最高裁は、以下にあげる3つの重要な原則に基づいて判決を下した:
– 再作成期間の制限: 承認済み決算修正の可能性は、前述の商法第38条1項c)に定めるように、例外的な状況においてのみ、また、作成後から承認までの短期間においてのみ認める。一旦承認、提出された計算書類は、過去の誤謬を訂正するために遡及的に修正することを認めない。このような措置は、第三者に対して保証する義務のある、すでに登記された財政状況の安全性と信頼性を損なうことになるためである。
– 会社財務諸表の真実性原則: 当該原則は、商業登記簿へのアクセスは、企業の財政状態に関する忠実かつ公正な情報の保証を第三者に提供するため、会計的な側面だけでなく、法的な側面をも有する。一旦承認され、提出された計算書類を修正することは、第三者のユーザーに誤解を与える可能性がある。

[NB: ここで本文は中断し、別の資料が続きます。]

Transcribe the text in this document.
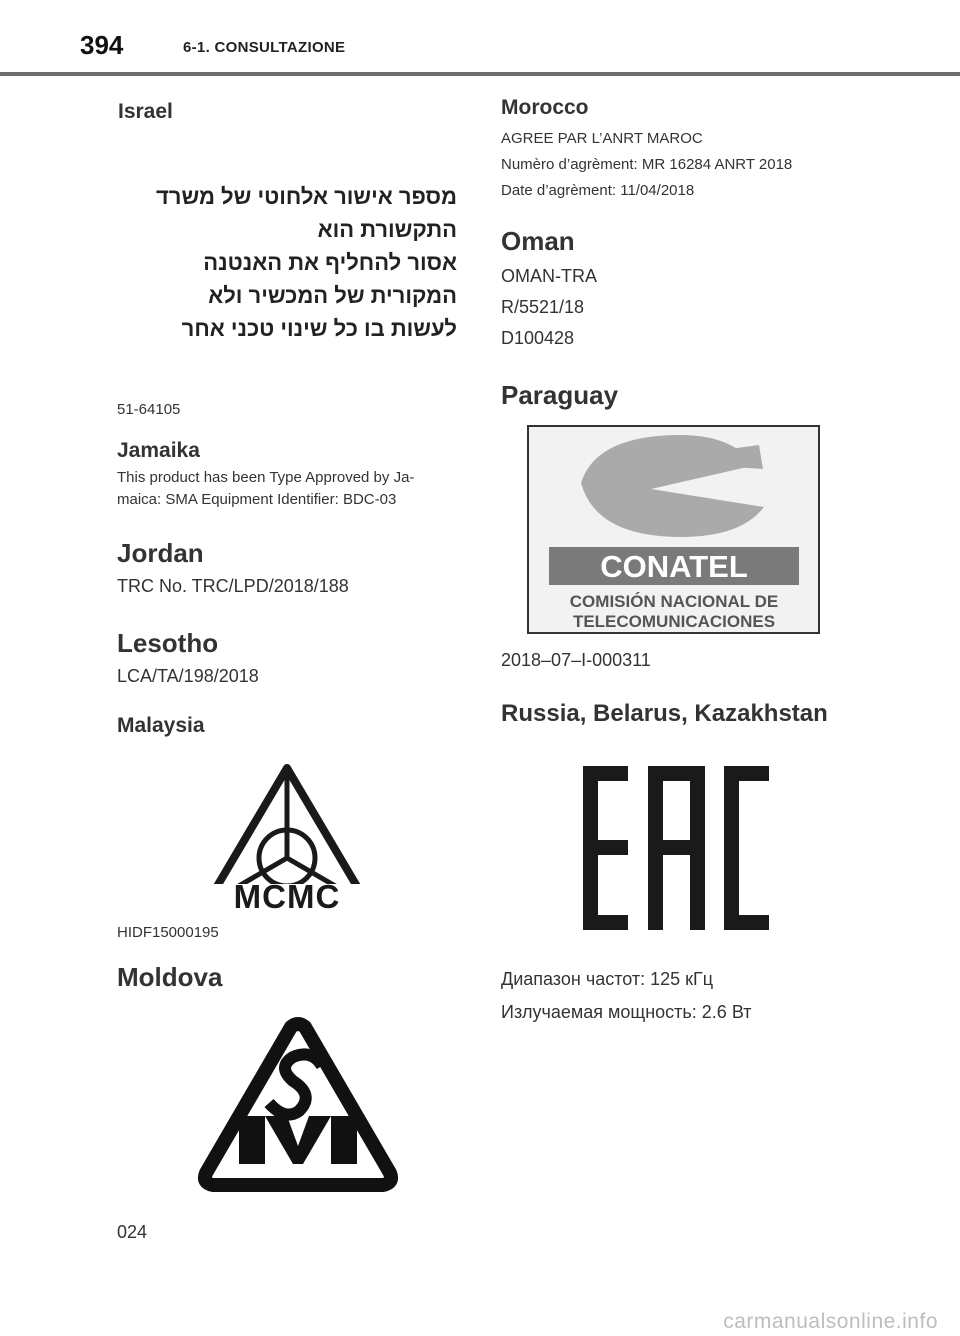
394	6-1. CONSULTAZIONE
Israel
מספר אישור אלחוטי של משרד התקשורת הוא
אסור להחליף את האנטנה המקורית של המכשיר ולא
לעשות בו כל שינוי טכני אחר
51-64105
Jamaika
This product has been Type Approved by Ja-
maica: SMA Equipment Identifier: BDC-03
Jordan
TRC No. TRC/LPD/2018/188
Lesotho
LCA/TA/198/2018
Malaysia
MCMC
HIDF15000195
Moldova
024
Morocco
AGREE PAR L’ANRT MAROC
Numèro d’agrèment: MR 16284 ANRT 2018
Date d’agrèment: 11/04/2018
Oman
OMAN-TRA
R/5521/18
D100428
Paraguay
CONATEL
COMISIÓN NACIONAL DE
TELECOMUNICACIONES
2018–07–I-000311
Russia, Belarus, Kazakhstan
Диапазон частот: 125 кГц
Излучаемая мощность: 2.6 Вт
carmanualsonline.info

– 不正防止: 裁判所は、法人税の申告を修正することによって税制上の優遇措置を得ることのみを目的として、会計結果を修正するために既に承認された決算を修正することを認める場合に生じ得る不正行為のリスクを警告している。決算修正が繰り返される可能性は、すでに終了した課税年度の税務結果を調整するために、この慣行が悪用される可能性を開くことになる。
会計の誤謬修正による税務上の影響
税務上の観点から言えば、スペイン法人所得税法第11条第3項は、一時差異の原則により通常の原則に従った場合よりも課税額が低くなる場合を除き、収益と費用は、それらが計上された課税期間に課税されなければならないと定めている。つまり、会計上の誤謬があった場合、その結果生じる調整は、誤謬が起こった会計年度ではなく、訂正が行われた年度に影響を与えるべきであり、つまり、その会計年度の課税額が変更される可能性があると理解できる。
結論
直近判例および規則は基準を明確に示す: 決算修正は、例外的な状況においてのみ、またその作成から承認までの期間内においてのみ可能としている。過年度に発見された会計上の誤謬は、すでに承認された年度に影響を与えることなく、それに対応する資本の調整とともに、発見された年度おいてに修正されなければならない。
当該規制および判例上の枠組みは、不当な税制上の優遇措置を得るために決算修正が悪用されるのを防ぐと同時に、法的確実性及び商業登記簿上の財務情報の透明性の維持を目的としている。取締役らは、特に税務や会計情報が規制当局や裁判所から注視されている時代においては、潜在的な法的及び税務責任問題を回避するためにも、これらの制限、及びいかなる調整も調整が発生した年度内に忠実に反映させることの重要性を認識する必要がある。